Размышления о Красной Армии оставил начальник штаба 4-ой армии вермахта генерал Гюнтер Блюментрит. В своих дневниках военачальник пришел к выводу, что сила противника в его близком контакте с природой. Именно поэтому красноармеец свободно передвигается ночью и в тумане и не боится мороза. Генерал писал: «Русский солдат предпочитает рукопашную схватку. Его способность не дрогнув выносить лишения вызывает истинное удивление. Таков русский солдат, которого мы узнали и к которому прониклись уважением еще четверть века назад».

Также Блюментрит сравнивал русских с предыдущими противниками Германии: «Поведение русских войск даже в первых боях находилось в поразительном контрасте с поведением поляков и западных союзников при поражении. Даже в окружении русские продолжали упорные бои. Там, где дорог не было, русские в большинстве случаев оставались недосягаемыми. Они всегда пытались прорваться на восток... Наше окружение русских редко бывало успешным».

Упорство и знания в области стратегии

После войны генерал-полковник танковых войск и военный теоретик Гейнц Гудериан написал статью «Опыт войны с Россией». В этой работе проанализировал попытки иностранцев завоевать Россию пришел к выводу, что: «Русский солдат всегда отличался особым упорством, твердостью характера и большой неприхотливостью. Во второй мировой войне стало очевидным, что и советское верховное командование обладает высокими способностями в области стратегии».

Из книги Роберта Кершоу «1941 год глазами немцев»:

«Во время атаки мы наткнулись на легкий русский танк Т-26, мы тут же его щелкнули прямо из 37-миллиметровки. Когда мы стали приближаться, из люка башни высунулся по пояс русский и открыл по нам стрельбу из пистолета. Вскоре выяснилось, что он был без ног, их ему оторвало, когда танк был подбит. И, невзирая на это, он палил по нам из пистолета!» /Артиллерист противотанкового орудия/

«Мы почти не брали пленных, потому что русские всегда дрались до последнего солдата. Они не сдавались. Их закалку с нашей не сравнить…» /Танкист группы армий «Центр»/

После успешного прорыва приграничной обороны, 3-й батальон 18-го пехотного полка группы армий «Центр», насчитывавший 800 человек, был обстрелян подразделением из 5 солдат. «Я не ожидал ничего подобного, – признавался командир батальона майор Нойхоф своему батальонному врачу. – Это же чистейшее самоубийство атаковать силы батальона пятеркой бойцов».

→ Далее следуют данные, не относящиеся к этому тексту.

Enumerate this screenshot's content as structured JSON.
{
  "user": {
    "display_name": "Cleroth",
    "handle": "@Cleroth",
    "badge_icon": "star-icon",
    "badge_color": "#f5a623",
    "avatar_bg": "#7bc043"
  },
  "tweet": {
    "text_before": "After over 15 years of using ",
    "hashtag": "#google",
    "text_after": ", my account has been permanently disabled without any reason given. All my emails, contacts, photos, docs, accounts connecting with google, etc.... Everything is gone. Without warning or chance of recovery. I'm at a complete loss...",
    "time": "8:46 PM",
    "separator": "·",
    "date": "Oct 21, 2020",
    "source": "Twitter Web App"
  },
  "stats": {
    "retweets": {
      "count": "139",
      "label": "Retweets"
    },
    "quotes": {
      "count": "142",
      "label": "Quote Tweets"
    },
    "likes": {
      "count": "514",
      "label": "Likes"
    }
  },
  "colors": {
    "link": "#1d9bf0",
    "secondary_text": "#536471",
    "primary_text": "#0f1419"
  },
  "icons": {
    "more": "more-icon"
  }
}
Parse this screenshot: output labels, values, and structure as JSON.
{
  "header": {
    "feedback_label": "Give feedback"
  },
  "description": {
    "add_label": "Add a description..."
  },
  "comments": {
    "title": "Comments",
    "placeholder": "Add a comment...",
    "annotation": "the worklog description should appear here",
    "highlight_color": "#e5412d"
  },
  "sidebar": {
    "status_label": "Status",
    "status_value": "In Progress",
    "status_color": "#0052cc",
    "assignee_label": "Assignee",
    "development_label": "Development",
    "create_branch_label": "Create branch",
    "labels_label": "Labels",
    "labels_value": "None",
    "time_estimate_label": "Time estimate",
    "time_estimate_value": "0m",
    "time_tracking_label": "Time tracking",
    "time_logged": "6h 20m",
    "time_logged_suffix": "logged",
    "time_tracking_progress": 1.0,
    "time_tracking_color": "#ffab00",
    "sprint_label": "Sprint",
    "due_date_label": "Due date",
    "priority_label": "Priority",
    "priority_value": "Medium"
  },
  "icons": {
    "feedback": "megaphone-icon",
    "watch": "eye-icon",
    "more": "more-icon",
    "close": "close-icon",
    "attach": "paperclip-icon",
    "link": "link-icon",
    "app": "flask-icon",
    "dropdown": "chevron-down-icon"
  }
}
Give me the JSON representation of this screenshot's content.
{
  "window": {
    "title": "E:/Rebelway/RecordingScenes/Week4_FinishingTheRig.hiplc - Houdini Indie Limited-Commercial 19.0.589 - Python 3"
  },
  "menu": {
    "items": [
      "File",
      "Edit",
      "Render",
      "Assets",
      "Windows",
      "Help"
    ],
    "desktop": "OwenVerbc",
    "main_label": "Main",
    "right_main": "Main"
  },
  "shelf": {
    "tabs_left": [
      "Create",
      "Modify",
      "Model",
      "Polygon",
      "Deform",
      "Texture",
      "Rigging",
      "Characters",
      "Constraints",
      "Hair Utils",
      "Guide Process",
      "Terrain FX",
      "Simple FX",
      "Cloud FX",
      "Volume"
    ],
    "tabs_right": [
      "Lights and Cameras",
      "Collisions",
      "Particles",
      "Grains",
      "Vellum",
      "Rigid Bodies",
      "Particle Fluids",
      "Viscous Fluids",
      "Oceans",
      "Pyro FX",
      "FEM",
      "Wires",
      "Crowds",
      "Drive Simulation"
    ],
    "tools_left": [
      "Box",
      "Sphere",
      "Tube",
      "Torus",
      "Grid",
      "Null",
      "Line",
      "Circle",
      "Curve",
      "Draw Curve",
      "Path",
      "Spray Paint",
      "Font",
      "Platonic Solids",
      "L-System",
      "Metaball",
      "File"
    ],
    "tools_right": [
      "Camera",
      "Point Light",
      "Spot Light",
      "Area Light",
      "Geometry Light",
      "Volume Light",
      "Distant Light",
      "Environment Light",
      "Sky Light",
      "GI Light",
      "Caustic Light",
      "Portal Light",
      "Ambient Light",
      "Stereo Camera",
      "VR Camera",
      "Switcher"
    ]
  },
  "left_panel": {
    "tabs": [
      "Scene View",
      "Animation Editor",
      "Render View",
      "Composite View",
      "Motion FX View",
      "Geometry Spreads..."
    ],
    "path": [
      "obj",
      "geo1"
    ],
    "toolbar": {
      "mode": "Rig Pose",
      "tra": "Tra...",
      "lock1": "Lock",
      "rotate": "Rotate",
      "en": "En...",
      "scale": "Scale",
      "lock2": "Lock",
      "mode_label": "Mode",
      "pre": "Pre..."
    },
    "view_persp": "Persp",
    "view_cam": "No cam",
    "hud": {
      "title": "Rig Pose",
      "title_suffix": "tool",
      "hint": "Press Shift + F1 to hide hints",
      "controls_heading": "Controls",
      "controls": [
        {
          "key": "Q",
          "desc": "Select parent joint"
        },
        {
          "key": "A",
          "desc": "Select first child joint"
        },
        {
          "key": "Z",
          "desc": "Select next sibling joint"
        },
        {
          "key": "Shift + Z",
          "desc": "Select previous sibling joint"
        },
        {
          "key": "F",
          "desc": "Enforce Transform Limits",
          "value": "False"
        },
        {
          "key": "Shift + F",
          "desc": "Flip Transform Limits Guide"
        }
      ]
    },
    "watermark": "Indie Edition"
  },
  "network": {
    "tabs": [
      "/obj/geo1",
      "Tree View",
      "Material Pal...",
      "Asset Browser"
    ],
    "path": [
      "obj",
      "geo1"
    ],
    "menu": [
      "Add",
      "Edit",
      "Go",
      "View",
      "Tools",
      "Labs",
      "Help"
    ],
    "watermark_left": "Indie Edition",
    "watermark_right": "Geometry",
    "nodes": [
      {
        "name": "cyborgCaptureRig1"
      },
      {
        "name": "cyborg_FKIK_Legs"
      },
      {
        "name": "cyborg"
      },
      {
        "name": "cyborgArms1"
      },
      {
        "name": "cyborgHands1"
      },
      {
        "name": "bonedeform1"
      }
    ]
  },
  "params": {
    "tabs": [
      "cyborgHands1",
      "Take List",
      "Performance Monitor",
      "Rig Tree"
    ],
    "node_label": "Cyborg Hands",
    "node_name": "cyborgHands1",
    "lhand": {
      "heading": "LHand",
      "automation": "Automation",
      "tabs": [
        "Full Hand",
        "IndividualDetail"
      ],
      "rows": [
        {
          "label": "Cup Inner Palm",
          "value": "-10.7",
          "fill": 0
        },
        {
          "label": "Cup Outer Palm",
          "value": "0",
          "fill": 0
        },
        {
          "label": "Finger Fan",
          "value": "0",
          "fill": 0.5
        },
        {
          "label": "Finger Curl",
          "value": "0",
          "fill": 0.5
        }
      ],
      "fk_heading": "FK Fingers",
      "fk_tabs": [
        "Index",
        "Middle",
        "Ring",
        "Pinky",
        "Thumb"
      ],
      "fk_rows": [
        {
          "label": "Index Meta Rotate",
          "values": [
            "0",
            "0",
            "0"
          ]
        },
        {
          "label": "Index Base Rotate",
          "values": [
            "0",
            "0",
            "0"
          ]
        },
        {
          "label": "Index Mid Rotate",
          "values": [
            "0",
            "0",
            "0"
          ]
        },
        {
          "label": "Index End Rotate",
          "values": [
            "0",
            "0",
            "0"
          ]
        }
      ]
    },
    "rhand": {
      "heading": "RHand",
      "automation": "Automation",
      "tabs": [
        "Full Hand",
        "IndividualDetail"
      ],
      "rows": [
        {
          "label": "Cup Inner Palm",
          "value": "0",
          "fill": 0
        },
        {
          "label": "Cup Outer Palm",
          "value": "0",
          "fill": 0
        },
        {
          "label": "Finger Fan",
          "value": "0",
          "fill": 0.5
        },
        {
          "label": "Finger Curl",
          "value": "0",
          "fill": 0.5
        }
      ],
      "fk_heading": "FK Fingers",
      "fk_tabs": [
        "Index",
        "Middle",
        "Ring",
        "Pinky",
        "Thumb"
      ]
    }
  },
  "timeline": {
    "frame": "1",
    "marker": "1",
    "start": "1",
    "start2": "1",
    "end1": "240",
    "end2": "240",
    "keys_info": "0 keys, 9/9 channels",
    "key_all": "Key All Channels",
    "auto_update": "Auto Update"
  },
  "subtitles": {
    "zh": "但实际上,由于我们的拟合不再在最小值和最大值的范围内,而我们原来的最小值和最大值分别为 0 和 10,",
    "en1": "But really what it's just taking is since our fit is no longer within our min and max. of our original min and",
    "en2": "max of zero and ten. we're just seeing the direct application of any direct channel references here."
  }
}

«На Восточном фронте мне повстречались люди, которых можно назвать особой расой. Уже первая атака обернулась сражением не на жизнь, а на смерть». /Танкист 12-й танковой дивизии Ганс Беккер/

«В такое просто не поверишь, пока своими глазами не увидишь. Солдаты Красной Армии, даже заживо сгорая, продолжали стрелять из полыхавших домов». /Офицер 7-й танковой дивизии/

«Качественный уровень советских летчиков куда выше ожидаемого… Ожесточенное сопротивление, его массовый характер не соответствуют нашим первоначальным предположениям» /Генерал-майор Гофман фон Вальдау/

«Никого еще не видел злее этих русских. Настоящие цепные псы! Никогда не знаешь, что от них ожидать. И откуда у них только берутся танки и все остальное?!» /Один из солдат группы армий «Центр»/

71 год назад гитлеровская Германия напала на СССР. Каким оказался наш солдат в глазах врага - солдат немецких? Как выглядело начало войны из чужих окопов? Весьма красноречивые ответы на эти вопросы можно обнаружить в книге, автор которой едва ли может быть обвинен в искажении фактов. Это «1941 год глазами немцев. Березовые кресты вместо железных» английского историка Роберта Кершоу, которая недавно опубликована в России. Книга практически целиком состоит из воспоминаний немецких солдат и офицеров, их писем домой и записей в личных дневниках.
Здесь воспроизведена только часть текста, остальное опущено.